Monday, January 16, 2012

I just finished an amazing book by the reporter Pete Earley, the title is Crazy. When Earley's son began acting strangely, Earley traveled to New York, where his son "Mike" was attending college and drove him to an emergency room in their hometown of Fairfax, Virginia. At the emergency room they were denied treatment because Virginia state law prohibits the treatment of mentally ill patients against their will. Mike insisted that there was nothing wrong, but Pete soon learned this was the start of a long journey of caring for his mentally ill son. Infuriated by the doctor's unwillingness to treat Mike, Pete dove into the world of mental health care, and learned that state laws such as the one prohibiting the doctor from treating Mike were just the start of many holes in the mental health care system. Earley decided to investigate one of the most mentally ill cities in the country, Miami. There he learned that many of our mentally ill are housed in our jails, not in hospitals, and that very few are being treated for their diseases. Pete Earley's book is one that not only educated me, but made my blood boil and further incensed my desire to stand up for my peers, my mentally ill community, and make sure that we are all treated. Our lives do not have to be an endless cycle of jail time, recovery, and relapse.
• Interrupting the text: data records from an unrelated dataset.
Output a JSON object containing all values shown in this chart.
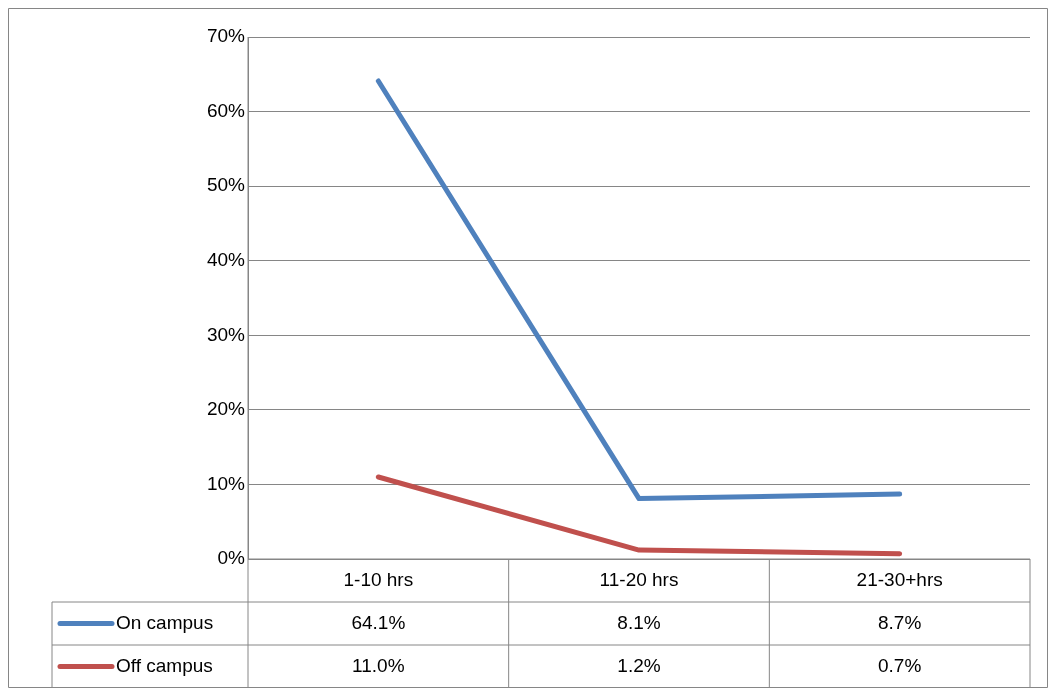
{
  "chart_data": {
    "type": "line",
    "categories": [
      "1-10 hrs",
      "11-20 hrs",
      "21-30+hrs"
    ],
    "series": [
      {
        "name": "On campus",
        "color": "#4f81bd",
        "values": [
          64.1,
          8.1,
          8.7
        ],
        "value_labels": [
          "64.1%",
          "8.1%",
          "8.7%"
        ]
      },
      {
        "name": "Off campus",
        "color": "#c0504d",
        "values": [
          11.0,
          1.2,
          0.7
        ],
        "value_labels": [
          "11.0%",
          "1.2%",
          "0.7%"
        ]
      }
    ],
    "ylim": [
      0,
      70
    ],
    "yticks": [
      {
        "value": 0,
        "label": "0%"
      },
      {
        "value": 10,
        "label": "10%"
      },
      {
        "value": 20,
        "label": "20%"
      },
      {
        "value": 30,
        "label": "30%"
      },
      {
        "value": 40,
        "label": "40%"
      },
      {
        "value": 50,
        "label": "50%"
      },
      {
        "value": 60,
        "label": "60%"
      },
      {
        "value": 70,
        "label": "70%"
      }
    ],
    "grid": "y",
    "legend": "bottom left",
    "marker": "none",
    "line_style": "solid"
  }
}
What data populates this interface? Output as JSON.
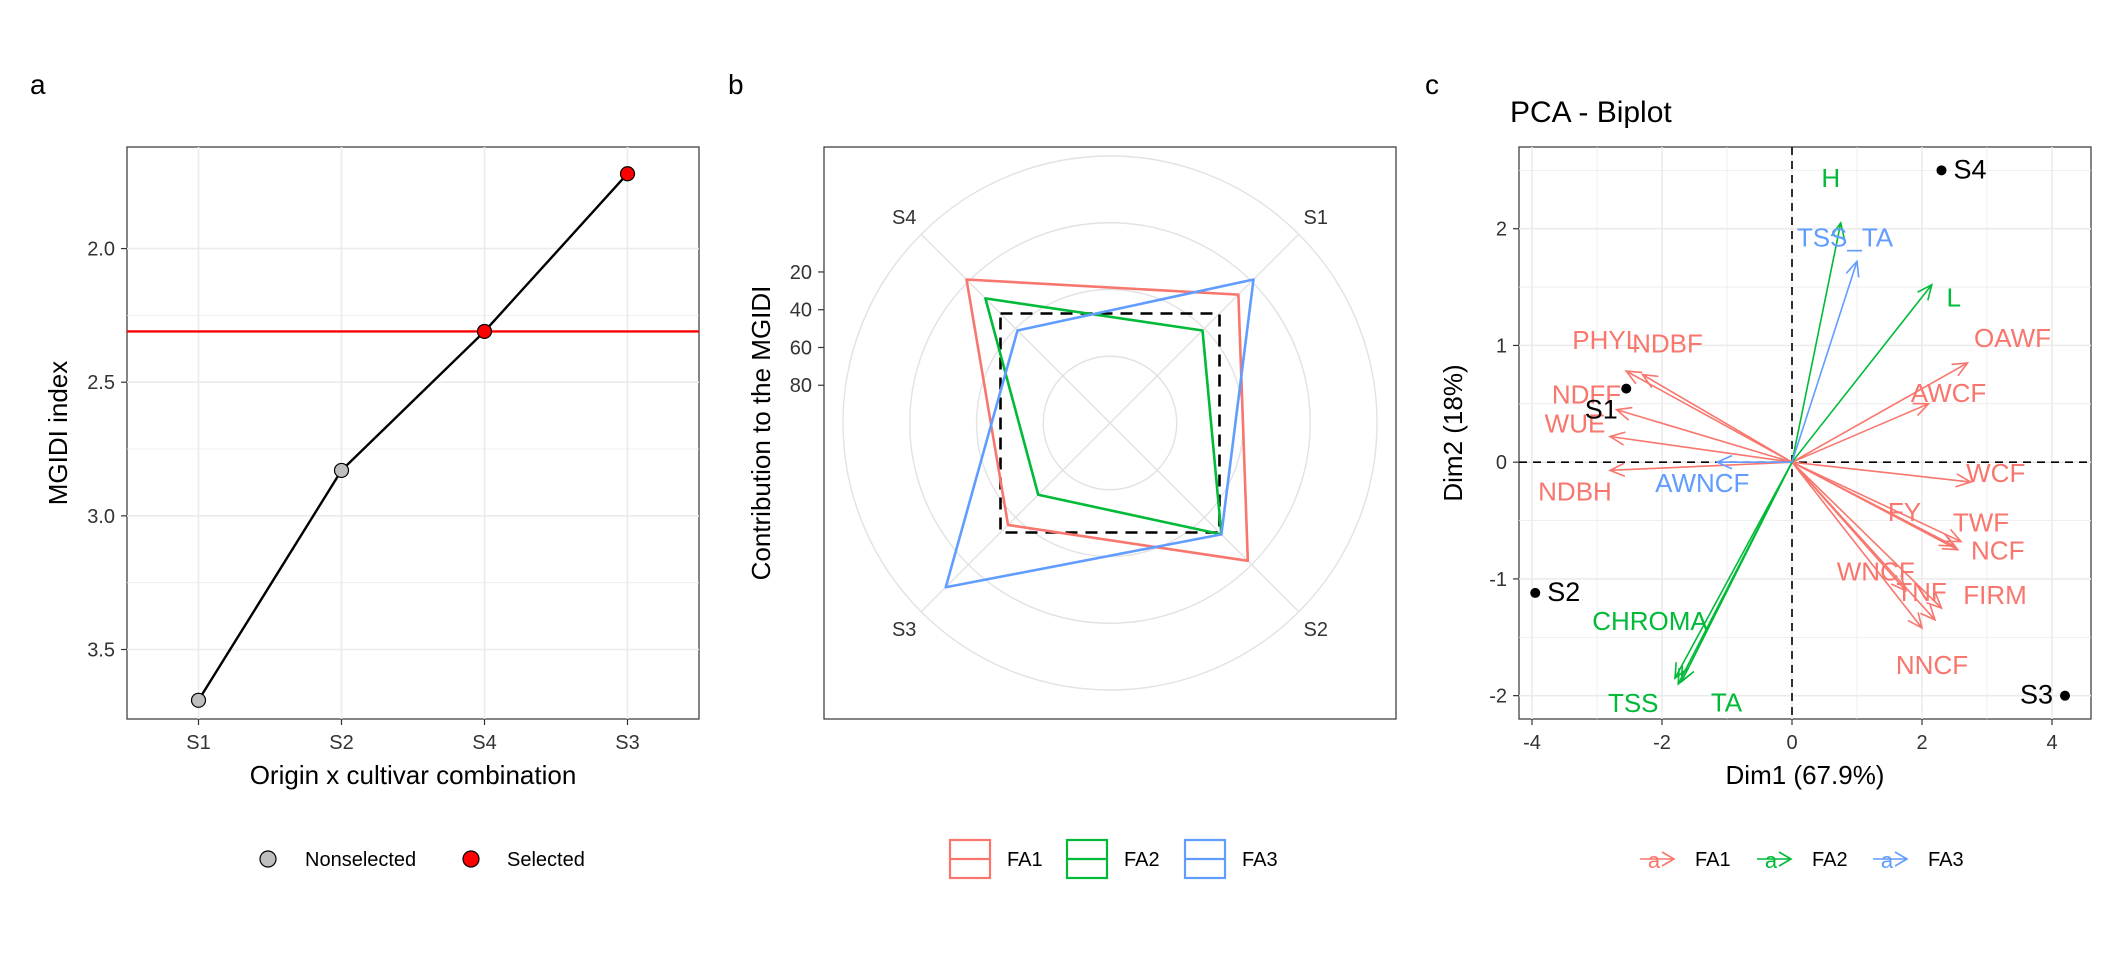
{
  "colors": {
    "FA1": "#f8766d",
    "FA2": "#00ba38",
    "FA3": "#619cff",
    "cutline": "#ff0000",
    "selected": "#ff0000",
    "nonselected": "#bebebe",
    "grid": "#ebebeb"
  },
  "chart_data": [
    {
      "panel": "a",
      "type": "line",
      "title": "",
      "xlabel": "Origin x cultivar combination",
      "ylabel": "MGIDI index",
      "categories": [
        "S1",
        "S2",
        "S4",
        "S3"
      ],
      "values": [
        3.69,
        2.83,
        2.31,
        1.72
      ],
      "status": [
        "Nonselected",
        "Nonselected",
        "Selected",
        "Selected"
      ],
      "ylim": [
        3.76,
        1.62
      ],
      "y_reversed": true,
      "yticks": [
        2.0,
        2.5,
        3.0,
        3.5
      ],
      "ytick_labels": [
        "2.0",
        "2.5",
        "3.0",
        "3.5"
      ],
      "cutline": 2.31,
      "legend": [
        "Nonselected",
        "Selected"
      ],
      "legend_position": "bottom",
      "grid": true
    },
    {
      "panel": "b",
      "type": "radar",
      "title": "",
      "ylabel": "Contribution to the MGIDI",
      "axes": [
        "S1",
        "S2",
        "S3",
        "S4"
      ],
      "radial_ticks": [
        20,
        40,
        60,
        80
      ],
      "radial_max": 100,
      "series": [
        {
          "name": "FA1",
          "values": [
            32,
            27,
            46,
            24
          ]
        },
        {
          "name": "FA2",
          "values": [
            51,
            41,
            62,
            34
          ]
        },
        {
          "name": "FA3",
          "values": [
            24,
            41,
            13,
            51
          ]
        }
      ],
      "reference_square": 42,
      "legend": [
        "FA1",
        "FA2",
        "FA3"
      ],
      "legend_position": "bottom",
      "grid": true
    },
    {
      "panel": "c",
      "type": "scatter",
      "title": "PCA - Biplot",
      "xlabel": "Dim1 (67.9%)",
      "ylabel": "Dim2 (18%)",
      "xlim": [
        -4.2,
        4.6
      ],
      "ylim": [
        -2.2,
        2.7
      ],
      "xticks": [
        -4,
        -2,
        0,
        2,
        4
      ],
      "yticks": [
        -2,
        -1,
        0,
        1,
        2
      ],
      "points": [
        {
          "label": "S1",
          "x": -2.55,
          "y": 0.63
        },
        {
          "label": "S2",
          "x": -3.95,
          "y": -1.12
        },
        {
          "label": "S3",
          "x": 4.2,
          "y": -2.0
        },
        {
          "label": "S4",
          "x": 2.3,
          "y": 2.5
        }
      ],
      "vectors": [
        {
          "label": "PHYL",
          "group": "FA1",
          "x": -2.55,
          "y": 0.78
        },
        {
          "label": "NDBF",
          "group": "FA1",
          "x": -2.3,
          "y": 0.75
        },
        {
          "label": "NDFF",
          "group": "FA1",
          "x": -2.7,
          "y": 0.45
        },
        {
          "label": "WUE",
          "group": "FA1",
          "x": -2.8,
          "y": 0.22
        },
        {
          "label": "NDBH",
          "group": "FA1",
          "x": -2.8,
          "y": -0.07
        },
        {
          "label": "OAWF",
          "group": "FA1",
          "x": 2.7,
          "y": 0.85
        },
        {
          "label": "AWCF",
          "group": "FA1",
          "x": 2.1,
          "y": 0.5
        },
        {
          "label": "WCF",
          "group": "FA1",
          "x": 2.75,
          "y": -0.17
        },
        {
          "label": "TWF",
          "group": "FA1",
          "x": 2.6,
          "y": -0.68
        },
        {
          "label": "NCF",
          "group": "FA1",
          "x": 2.55,
          "y": -0.75
        },
        {
          "label": "FY",
          "group": "FA1",
          "x": 2.5,
          "y": -0.72
        },
        {
          "label": "TNF",
          "group": "FA1",
          "x": 2.3,
          "y": -1.25
        },
        {
          "label": "FIRM",
          "group": "FA1",
          "x": 2.2,
          "y": -1.35
        },
        {
          "label": "WNCF",
          "group": "FA1",
          "x": 1.75,
          "y": -1.1
        },
        {
          "label": "NNCF",
          "group": "FA1",
          "x": 2.0,
          "y": -1.42
        },
        {
          "label": "H",
          "group": "FA2",
          "x": 0.75,
          "y": 2.05
        },
        {
          "label": "L",
          "group": "FA2",
          "x": 2.15,
          "y": 1.52
        },
        {
          "label": "CHROMA",
          "group": "FA2",
          "x": -1.8,
          "y": -1.85
        },
        {
          "label": "TSS",
          "group": "FA2",
          "x": -1.75,
          "y": -1.9
        },
        {
          "label": "TA",
          "group": "FA2",
          "x": -1.7,
          "y": -1.88
        },
        {
          "label": "TSS_TA",
          "group": "FA3",
          "x": 1.0,
          "y": 1.72
        },
        {
          "label": "AWNCF",
          "group": "FA3",
          "x": -1.15,
          "y": 0.0
        }
      ],
      "legend": [
        "FA1",
        "FA2",
        "FA3"
      ],
      "legend_symbol": "a",
      "legend_position": "bottom",
      "grid": true
    }
  ],
  "panel_labels": [
    "a",
    "b",
    "c"
  ]
}
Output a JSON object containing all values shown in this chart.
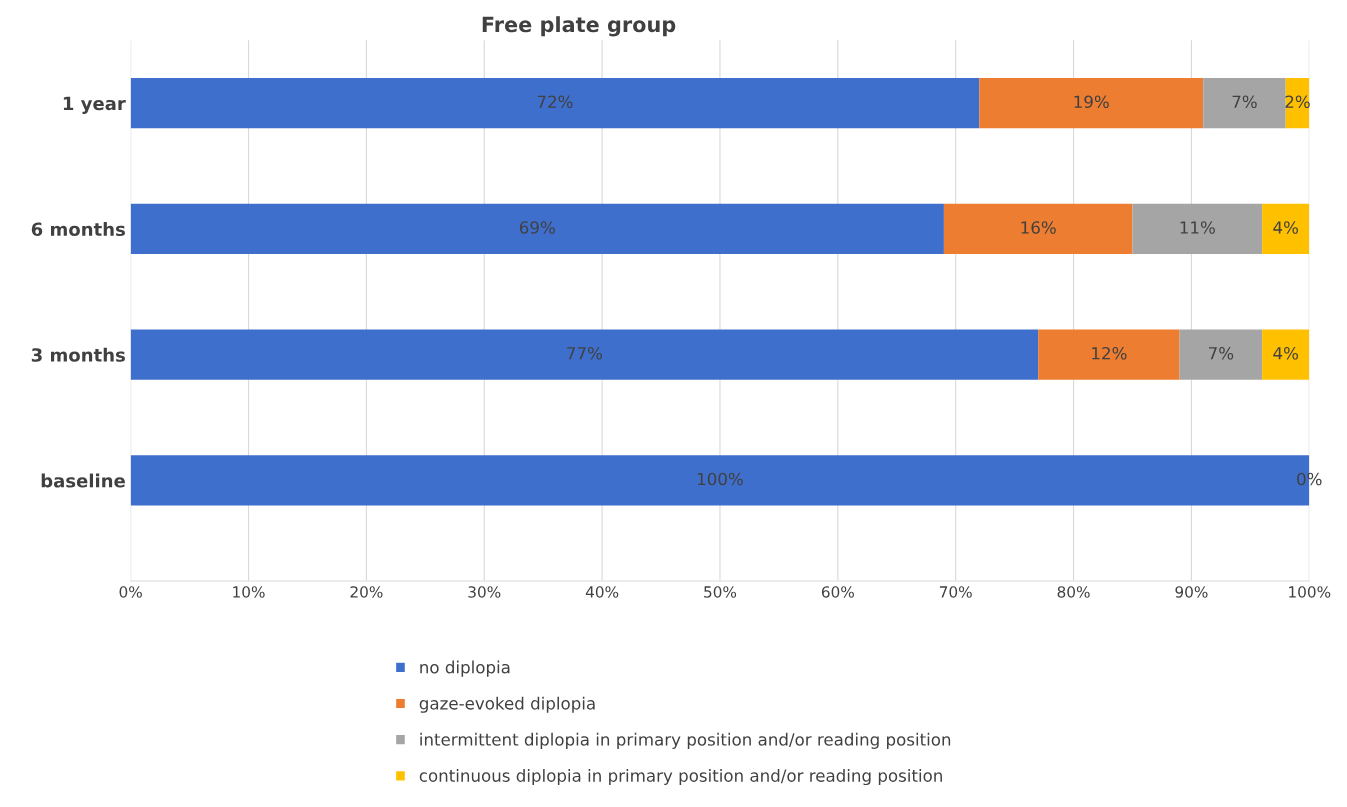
{
  "chart_data": {
    "type": "bar",
    "orientation": "horizontal",
    "stacked": true,
    "title": "Free plate group",
    "categories": [
      "1 year",
      "6 months",
      "3 months",
      "baseline"
    ],
    "series": [
      {
        "name": "no diplopia",
        "color": "#3f6fcc",
        "values": [
          72,
          69,
          77,
          100
        ],
        "value_labels": [
          "72%",
          "69%",
          "77%",
          "100%"
        ]
      },
      {
        "name": "gaze-evoked diplopia",
        "color": "#ed7d31",
        "values": [
          19,
          16,
          12,
          0
        ],
        "value_labels": [
          "19%",
          "16%",
          "12%",
          null
        ]
      },
      {
        "name": "intermittent diplopia in primary position and/or reading position",
        "color": "#a5a5a5",
        "values": [
          7,
          11,
          7,
          0
        ],
        "value_labels": [
          "7%",
          "11%",
          "7%",
          null
        ]
      },
      {
        "name": "continuous diplopia in primary position and/or reading position",
        "color": "#ffc000",
        "values": [
          2,
          4,
          4,
          0
        ],
        "value_labels": [
          "2%",
          "4%",
          "4%",
          "0%"
        ]
      }
    ],
    "xlim": [
      0,
      100
    ],
    "xticks": [
      {
        "value": 0,
        "label": "0%"
      },
      {
        "value": 10,
        "label": "10%"
      },
      {
        "value": 20,
        "label": "20%"
      },
      {
        "value": 30,
        "label": "30%"
      },
      {
        "value": 40,
        "label": "40%"
      },
      {
        "value": 50,
        "label": "50%"
      },
      {
        "value": 60,
        "label": "60%"
      },
      {
        "value": 70,
        "label": "70%"
      },
      {
        "value": 80,
        "label": "80%"
      },
      {
        "value": 90,
        "label": "90%"
      },
      {
        "value": 100,
        "label": "100%"
      }
    ],
    "grid": "x",
    "legend": "bottom"
  }
}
The more we educate ourselves, the more we can learn what needs to be done to make sure that everyone is able to live the best life possible.

Sunday, January 15, 2012

A Different Kind of Lifeguard

As Miss South Dakota International 2012 I have made it my mission to educate as many people as possible through my platform, A Different Kind of Lifeguard: Blowing the Whistle on Depression, Self-Injury, and Suicide. In the United States someone commits suicide every 17 minutes. To me this is unacceptable as each of these deaths are completely preventable. Through this blog I hope to educate an even wider demographic outside of the South Dakota schools, hospitals, and media that I speak to. I in no way want to infer that I consider myself an expert on mental illness, but I am an expert on my own life, which has been greatly affected by a severe depressive disorder that I have fought over the past 11 years. My dream is to bring hope and inspiration to others living with mental illness. If I can affect one life, I will feel as if there is some sense in my having this disease. With this blog I will share my platform, philosophies on life, and aides that I have found helpful and inspiring. If you are reading this, please know that you are not alone, I am hoping that you realize I would not be writing this if I did not deeply care for you, even without knowing you, I care, even if it seems no one else does. Hang on because you will do great things, share your own story to inspire others and know that you - YOU - have the power to save a life.